Ese es el propósito que a mi juicio deben ser capaces de lograr los políticos en esta alocada campaña electoral que ayer, finalmente, comenzó de forma oficial. Ilusionarnos. Tan sencillo como eso. Ilusionar a esas miles de familias a las que les cuesta ver un futuro, ilusionar a un país que vive sus días machacado por los mismos términos: crisis, recortes, ERE. Palabras feas, palabras que esconden dramas y palabras que cobran fuerza en una campaña en la que los ciudadanos sólo queremos escuchar una respuesta a cómo vamos a salir de esto. Todos los debates paralelos sobran. Ninguno de los partidos que luchan por una representación en el Gobierno tiene que inventar un programa complicado, ni tiene que perfilar unos mensajes rebuscados, sencillamente deben ser capaces de ilusionar a un personal que ha aprendido a no creer en la clase política a base de palos.
Los partidos comienzan una campaña con errores de bulto. Se enfrentan entre ellos creyendo que tienen en el otro a su peor enemigo. No es así, el enemigo precisamente a batir es la abstención y a intentar frenarla es a lo que se tienen que dedicar los partidos que se han enfrascado en una pelea a muerte entre ellos dando por hecho que la gente tiene el ánimo suficiente como para salir un 20-N de sus casas para depositar un voto con el que cree que va a contribuir a conformar un sistema que va a sacar al país de donde está.
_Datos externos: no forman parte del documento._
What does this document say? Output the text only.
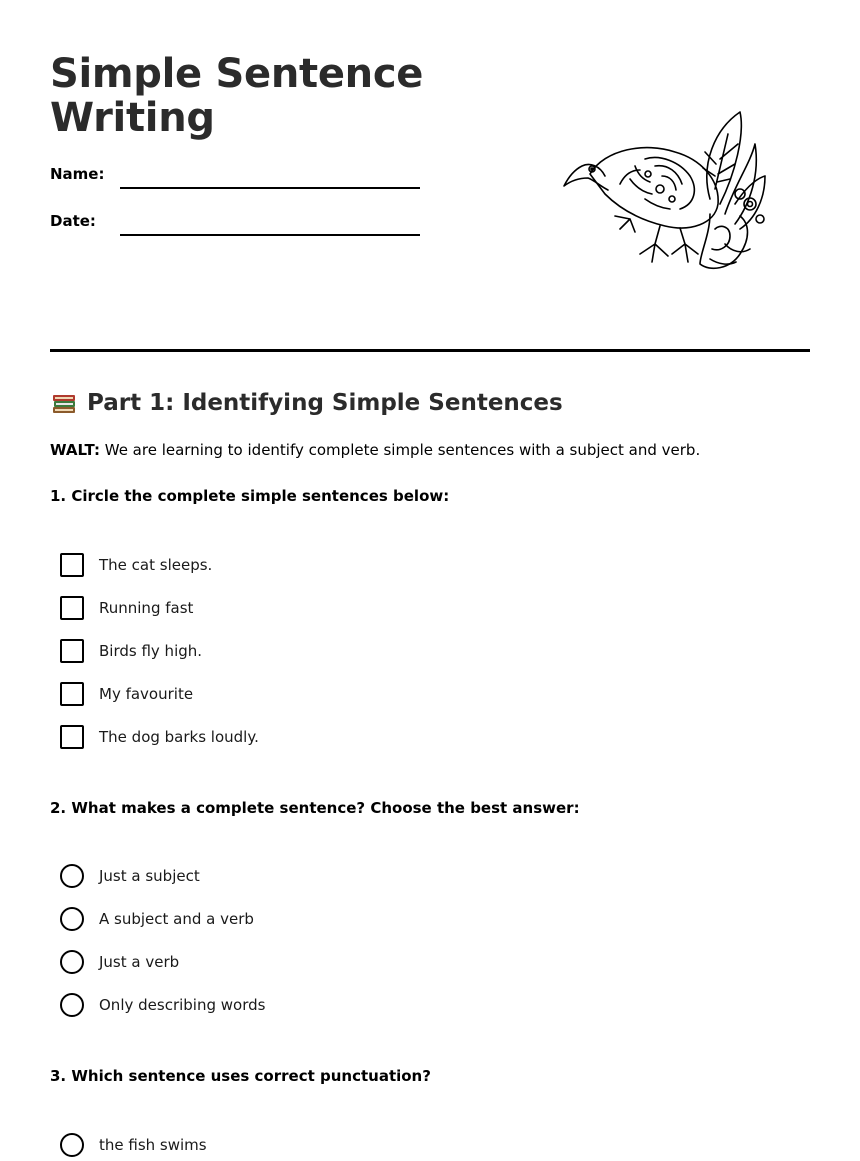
Simple Sentence Writing
Name:
Date:
Part 1: Identifying Simple Sentences
WALT: We are learning to identify complete simple sentences with a subject and verb.
1. Circle the complete simple sentences below:
The cat sleeps.
Running fast
Birds fly high.
My favourite
The dog barks loudly.
2. What makes a complete sentence? Choose the best answer:
Just a subject
A subject and a verb
Just a verb
Only describing words
3. Which sentence uses correct punctuation?
the fish swims
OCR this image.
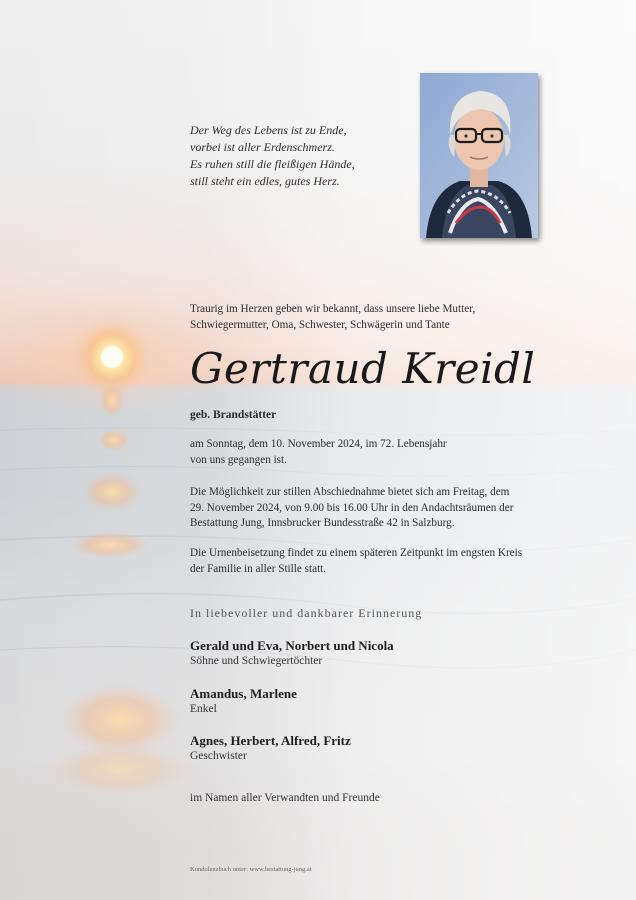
Der Weg des Lebens ist zu Ende,
vorbei ist aller Erdenschmerz.
Es ruhen still die fleißigen Hände,
still steht ein edles, gutes Herz.
Traurig im Herzen geben wir bekannt, dass unsere liebe Mutter,
Schwiegermutter, Oma, Schwester, Schwägerin und Tante
Gertraud Kreidl
geb. Brandstätter
am Sonntag, dem 10. November 2024, im 72. Lebensjahr
von uns gegangen ist.
Die Möglichkeit zur stillen Abschiednahme bietet sich am Freitag, dem
29. November 2024, von 9.00 bis 16.00 Uhr in den Andachtsräumen der
Bestattung Jung, Innsbrucker Bundesstraße 42 in Salzburg.
Die Urnenbeisetzung findet zu einem späteren Zeitpunkt im engsten Kreis
der Familie in aller Stille statt.
In liebevoller und dankbarer Erinnerung
Gerald und Eva, Norbert und Nicola
Söhne und Schwiegertöchter
Amandus, Marlene
Enkel
Agnes, Herbert, Alfred, Fritz
Geschwister
im Namen aller Verwandten und Freunde
Kondolenzbuch unter: www.bestattung-jung.at
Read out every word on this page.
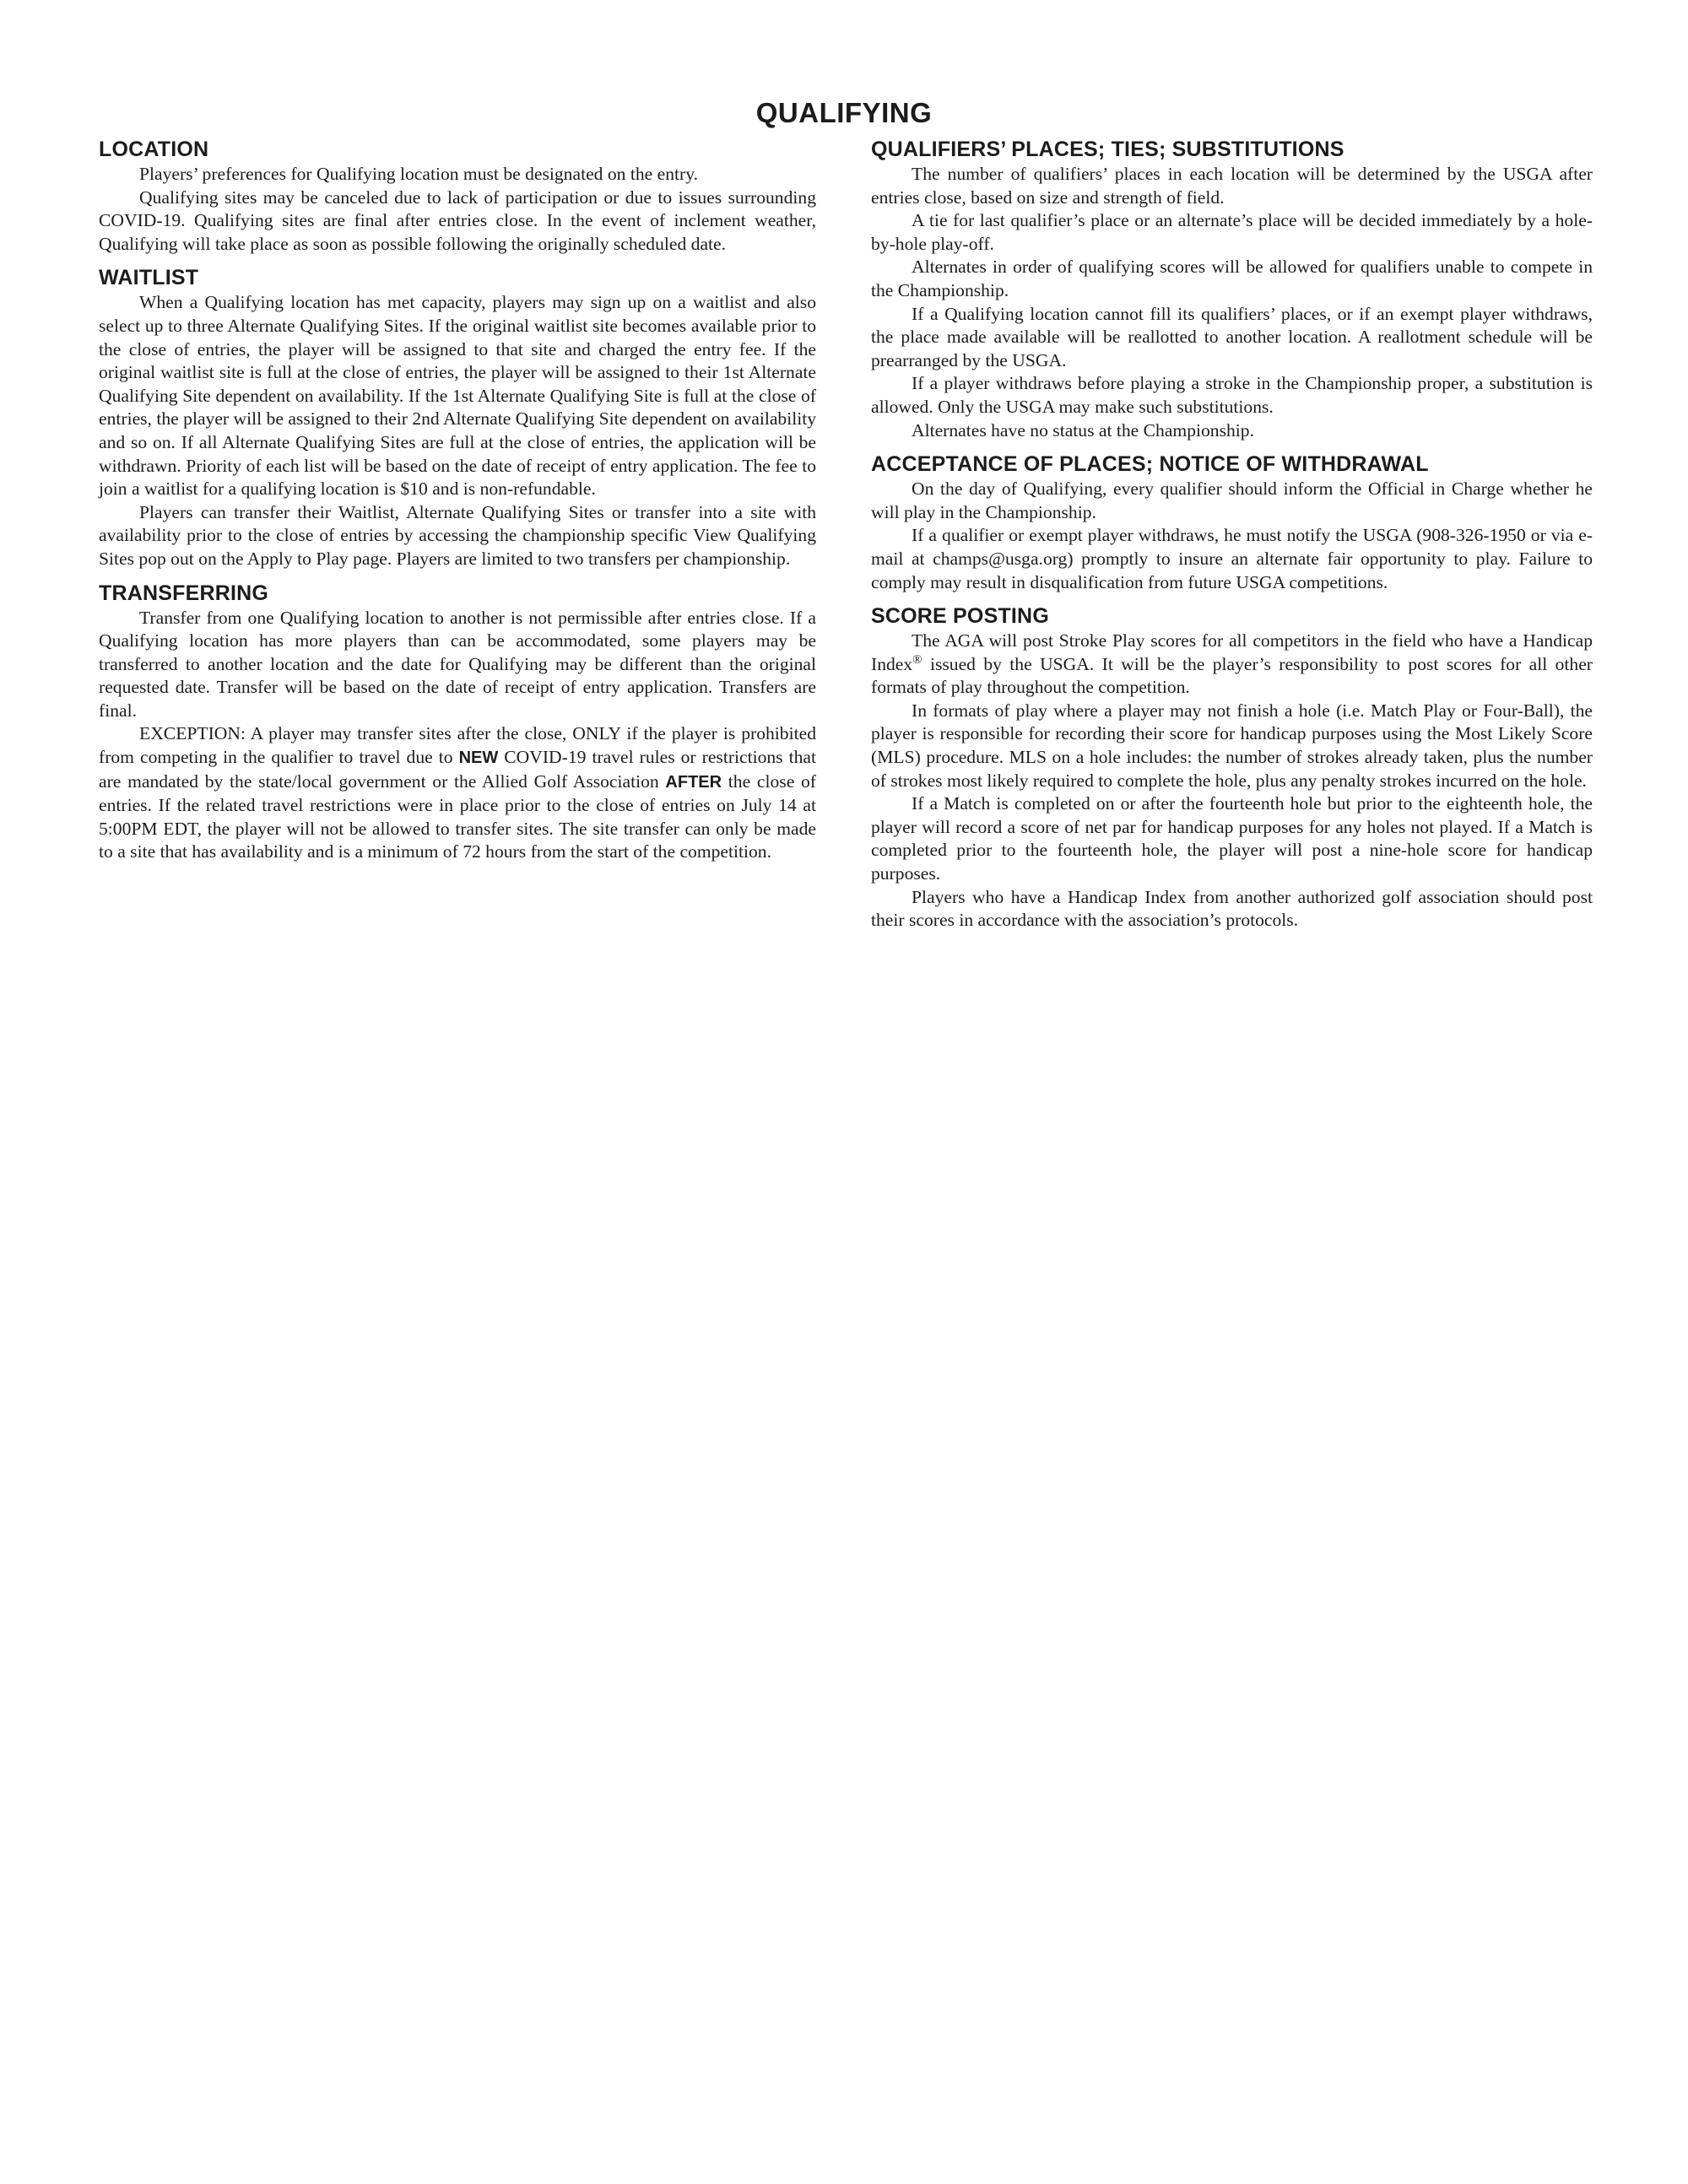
QUALIFYING
LOCATION

Players’ preferences for Qualifying location must be designated on the entry.

Qualifying sites may be canceled due to lack of participation or due to issues surrounding COVID-19. Qualifying sites are final after entries close. In the event of inclement weather, Qualifying will take place as soon as possible following the originally scheduled date.

WAITLIST

When a Qualifying location has met capacity, players may sign up on a waitlist and also select up to three Alternate Qualifying Sites. If the original waitlist site becomes available prior to the close of entries, the player will be assigned to that site and charged the entry fee. If the original waitlist site is full at the close of entries, the player will be assigned to their 1st Alternate Qualifying Site dependent on availability. If the 1st Alternate Qualifying Site is full at the close of entries, the player will be assigned to their 2nd Alternate Qualifying Site dependent on availability and so on. If all Alternate Qualifying Sites are full at the close of entries, the application will be withdrawn. Priority of each list will be based on the date of receipt of entry application. The fee to join a waitlist for a qualifying location is $10 and is non-refundable.

Players can transfer their Waitlist, Alternate Qualifying Sites or transfer into a site with availability prior to the close of entries by accessing the championship specific View Qualifying Sites pop out on the Apply to Play page. Players are limited to two transfers per championship.

TRANSFERRING

Transfer from one Qualifying location to another is not permissible after entries close. If a Qualifying location has more players than can be accommodated, some players may be transferred to another location and the date for Qualifying may be different than the original requested date. Transfer will be based on the date of receipt of entry application. Transfers are final.

EXCEPTION: A player may transfer sites after the close, ONLY if the player is prohibited from competing in the qualifier to travel due to NEW COVID-19 travel rules or restrictions that are mandated by the state/local government or the Allied Golf Association AFTER the close of entries. If the related travel restrictions were in place prior to the close of entries on July 14 at 5:00PM EDT, the player will not be allowed to transfer sites. The site transfer can only be made to a site that has availability and is a minimum of 72 hours from the start of the competition.

QUALIFIERS’ PLACES; TIES; SUBSTITUTIONS

The number of qualifiers’ places in each location will be determined by the USGA after entries close, based on size and strength of field.

A tie for last qualifier’s place or an alternate’s place will be decided immediately by a hole-by-hole play-off.

Alternates in order of qualifying scores will be allowed for qualifiers unable to compete in the Championship.

If a Qualifying location cannot fill its qualifiers’ places, or if an exempt player withdraws, the place made available will be reallotted to another location. A reallotment schedule will be prearranged by the USGA.

If a player withdraws before playing a stroke in the Championship proper, a substitution is allowed. Only the USGA may make such substitutions.

Alternates have no status at the Championship.

ACCEPTANCE OF PLACES; NOTICE OF WITHDRAWAL

On the day of Qualifying, every qualifier should inform the Official in Charge whether he will play in the Championship.

If a qualifier or exempt player withdraws, he must notify the USGA (908-326-1950 or via e-mail at champs@usga.org) promptly to insure an alternate fair opportunity to play. Failure to comply may result in disqualification from future USGA competitions.

SCORE POSTING

The AGA will post Stroke Play scores for all competitors in the field who have a Handicap Index® issued by the USGA. It will be the player’s responsibility to post scores for all other formats of play throughout the competition.

In formats of play where a player may not finish a hole (i.e. Match Play or Four-Ball), the player is responsible for recording their score for handicap purposes using the Most Likely Score (MLS) procedure. MLS on a hole includes: the number of strokes already taken, plus the number of strokes most likely required to complete the hole, plus any penalty strokes incurred on the hole.

If a Match is completed on or after the fourteenth hole but prior to the eighteenth hole, the player will record a score of net par for handicap purposes for any holes not played. If a Match is completed prior to the fourteenth hole, the player will post a nine-hole score for handicap purposes.

Players who have a Handicap Index from another authorized golf association should post their scores in accordance with the association’s protocols.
Calar en el ciudadano este pensamiento es complicado, y en eso deberían estar los partidos. No sucede así, sus miras se centran en el interés particular o, mejor dicho, partidista; en el interés de obtener el mayor provecho para el partido confiando en que la ciudadanía siga creyendo en unos mensajes que cuando los dijeron unos eran puras mentiras y cuando los dijeron otros eran meros intereses.
Ayer noche, con la tradicional pegada de carteles, los partidos dieron el particular pistoletazo de salida a unas jornadas de citas, de convocatorias, de ruedas de prensa, de comunicados, de entrevistas y de réplicas que llegan en un momento de pasotismo, de indignación social, de protesta ciudadana producto del hartazgo, de extremos, de situaciones de desesperanza.
El ciudadano no quiere sectas, rechaza los discursos de esos oradores que parecen tener en sus manos la verdad absoluta, no confía en promesas que nacen cojas. El ciudadano quiere soluciones, quiere recuperar su normalidad, quiere que los bancos sean bancos y que el dinero valga lo que tiene que valer. Quiere, en definitiva, recuperar la esperanza que los mismos que hoy nos prometen un mundo mejor un día nos la arrebataron. El 20-N tiene una dura batalla: recuperarnos.